I regularly encounter tonnes of ants, as part of my project 2021 Backyard Ant Survey. Mostly Solenopsis geminata, Myrmicaria brunnea (Likely) and Paratrechina longicornis. But how can I up the odds of species/genus ID? Even the top experts like @peterslingsby have trouble! I really need tips! Help me!
Either good photos are needed or microscope. Many genera can be ided from pretty generic photos, but usually for species id you need to see microsculpture of their bodies, head shape, mandibles, etc. But of course there’re some species that are easily ided because of unique colour or shape.
Searching for species list of your region will help you to understand how they can look and what exactly you need to capture.
Do good old magnifying glasses work?
Of course, especially with dead ones.
I have done quite a bit of work with ants and still have trouble on some species ID’s, especially many of the Formica sp. Like @marina_gorbunova said, the genera can usually be picked apart pretty easy and I absolutely love “Ants of North America” by Brian L. Fisher and Stefan P. Cover. I would highly recommend having this book on hand if you are into ant ID. AntWeb.org is also another fantastic online resource. *EDIT: Sorry, I see you are not in the US so this book would not be beneficial, my bad! AntWeb.org might still be helpful!
One short rant - I worked at the C. P. Gillette Museum of Arthropod Diversity in Colorado which consistently has professors and experts checking identifications. Of their entire Pogonomyrmex (Harvester Ant) collection from Colorado, 85% are occidentalis and 15% are barbatus. When you look at those same collection records via photographs on iNaturalist it’s even. 50% barbatus and 50% occidentalis. Without a microscope, I am skeptical about the accuracy of some species identifications. Some characteristics are too minute to get with a photo. (Professors and experts can be wrong too!)
If I want to observe a small insect top, bottom, side, etc.; I chill it until it stops moving. I put the gently captured critter in a little cold dish (usually, jar lid in my case, though a Petri dish would be ideal) until it stops moving. Before it chills, while it is still active to climb out, I have a clear lid (left over from a spice jar*) I put over it.
Once it is chilled and stilled, I can take a pine needle (or tooth pick) to turn it over and look at it from different angles. I don’t use a good enough camera to really get good photos, but at least I can see the different sides for myself to learn a bit.

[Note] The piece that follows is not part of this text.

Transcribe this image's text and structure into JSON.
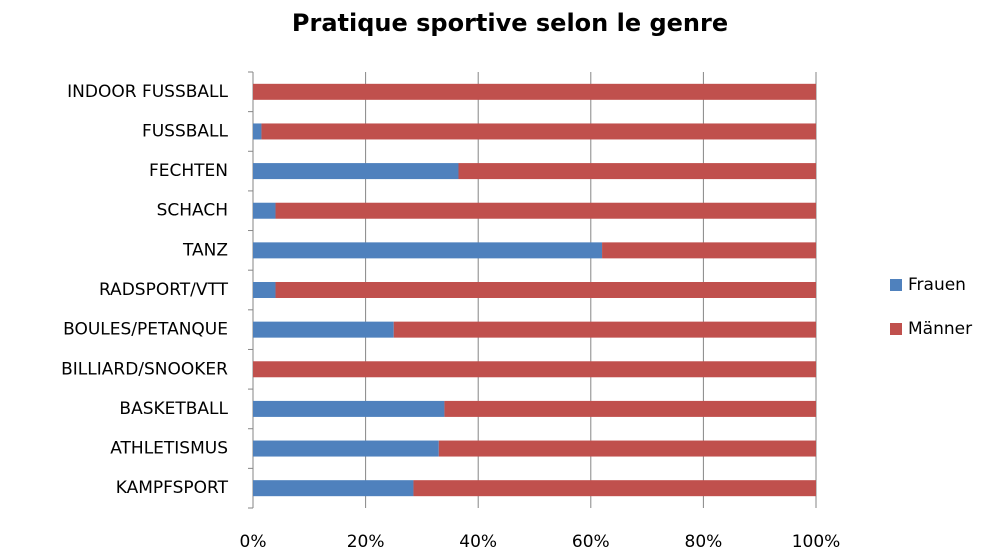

I just put a cold pack* from the freezer on the table and put the dish on it to get cold. I usually put a piece of paper towel in the dish to absorb condensation.
When I’m done, I let it go and it usually warms up enough to recover and crawl off in a few minutes.
Welcome to the Forum! That’s pretty interesting about the discrepancy in ID ratios ! I wonder if the numbers are locale-biased?
Ants are pretty fascinating creatures on any level. Our neighborhood was invaded by tons of Argentine Ants last summer and fall. It was an epic effort even into the early winter to keep them at bay with cinnamon, baby powder, and baking powder. I wonder if they would be back in such big numbers as it warms up?